In any book, certification course, academic course, or another resource concerning how you properly reduce risk, it generally starts with a risk assessment. This makes sense, right? There can not be an effective direction or action that mitigates risk if we do not first understand how that risk presents itself to the business and if we blindly throw controls against the business it only builds a false sense of security. Therein lies the first problem.Many an organization put through a security audit or assessment comes out with a lot of great things happening. Security Policies and Procedures, check. A list of current assets, check. Security awareness training, check. Risk assessment…. risk assessment, no answer. So how have we adequately addressed risk and wisely spent company dollars if we have not aligned controls with the accompanying risks?

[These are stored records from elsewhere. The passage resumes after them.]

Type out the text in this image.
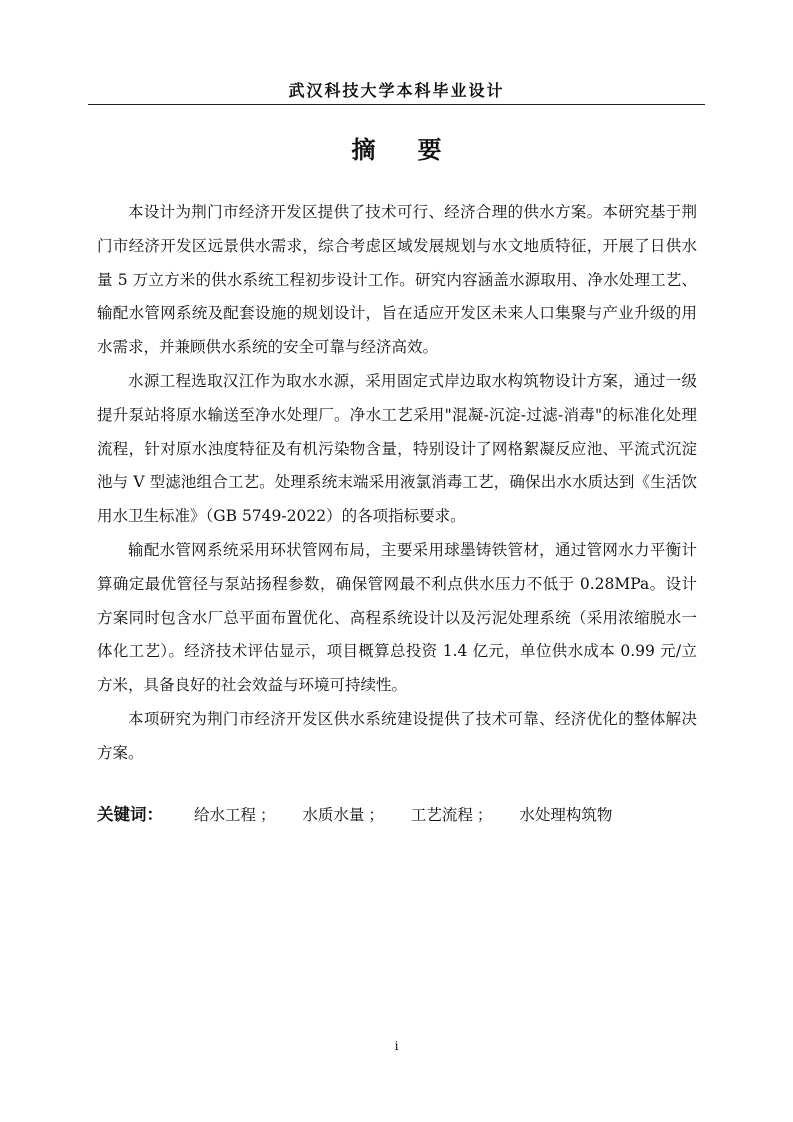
武汉科技大学本科毕业设计
摘要

本设计为荆门市经济开发区提供了技术可行、经济合理的供水方案。本研究基于荆门市经济开发区远景供水需求，综合考虑区域发展规划与水文地质特征，开展了日供水量 5 万立方米的供水系统工程初步设计工作。研究内容涵盖水源取用、净水处理工艺、输配水管网系统及配套设施的规划设计，旨在适应开发区未来人口集聚与产业升级的用水需求，并兼顾供水系统的安全可靠与经济高效。

水源工程选取汉江作为取水水源，采用固定式岸边取水构筑物设计方案，通过一级提升泵站将原水输送至净水处理厂。净水工艺采用"混凝-沉淀-过滤-消毒"的标准化处理流程，针对原水浊度特征及有机污染物含量，特别设计了网格絮凝反应池、平流式沉淀池与 V 型滤池组合工艺。处理系统末端采用液氯消毒工艺，确保出水水质达到《生活饮用水卫生标准》（GB 5749-2022）的各项指标要求。

输配水管网系统采用环状管网布局，主要采用球墨铸铁管材，通过管网水力平衡计算确定最优管径与泵站扬程参数，确保管网最不利点供水压力不低于 0.28MPa。设计方案同时包含水厂总平面布置优化、高程系统设计以及污泥处理系统（采用浓缩脱水一体化工艺）。经济技术评估显示，项目概算总投资 1.4 亿元，单位供水成本 0.99 元/立方米，具备良好的社会效益与环境可持续性。

本项研究为荆门市经济开发区供水系统建设提供了技术可靠、经济优化的整体解决方案。

关键词： 给水工程 ； 水质水量 ； 工艺流程 ； 水处理构筑物
i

The response is we have not. While we may to some degree mitigate risk, we are throwing darts at a target we have not defined. CEOs and CFOs like to see a coherent strategy for why money, time, and change is necessary, so when security professionals come to the table and say we need to do this because NIST says so or else, that does not represent strategy and in some cases is interpreted as doomsaying.

How Do We Bridge the Gap?

In short, we must become professionally bilingual. If you want to make an impact with your management team, you must put things into a perspective they understand, considering their culture and financial limitations. As with the previous example on approaching the CEO/CFO role, let us say you are now armed with a risk assessment and recommendations. Now when you approach the team about changes that should be made you have evidence and recommendations that align with the request. You can put in front of them the systems you are trying to protect, and the CFO can at a glance estimate a dollar value for those assets. This is the beginning of the process. Next is determining where the team wants to mitigate risk, and to what degree, avoid risk, transfer risk, or if they will be accepting the risk as presented. To some, this may seem like a fantasy, but the reality is you must get to this point. Your Executive Team is responsible for the risks to the organization and if you are not having these discussions with them and walking away with action items or acceptance then you must identify how to get the information to the executive level so they can make informed decisions against the organization's current risk profile.

What Can be Done Today?

It all starts with awareness and whether that awareness is brought to the table with logic and facts or a security seminar your executive team attends, it cannot be avoided forever. It is not acceptable to take “If we don’t know it doesn’t impact us” as an appropriate response to a lack of action. The world is taking due diligence and due care more seriously than it ever has before.

Here is where to start:

1)      1) Know your culture and the people that make it up

2)      2) Be as unbiased as possible in your identification of risks to the organization

3)     3)  Be reasonable in your expectations for mitigation

4)      4) Be levelheaded in your presentation of facts and findings to the executive team

5)      5) Remember that even if you don’t agree with acceptance of risk it’s your executive teams’ decision to make

If you can get information to the top and it allows them to make conscious, well-informed decisions based on that information, then you have assisted the industry in taking major steps for the better.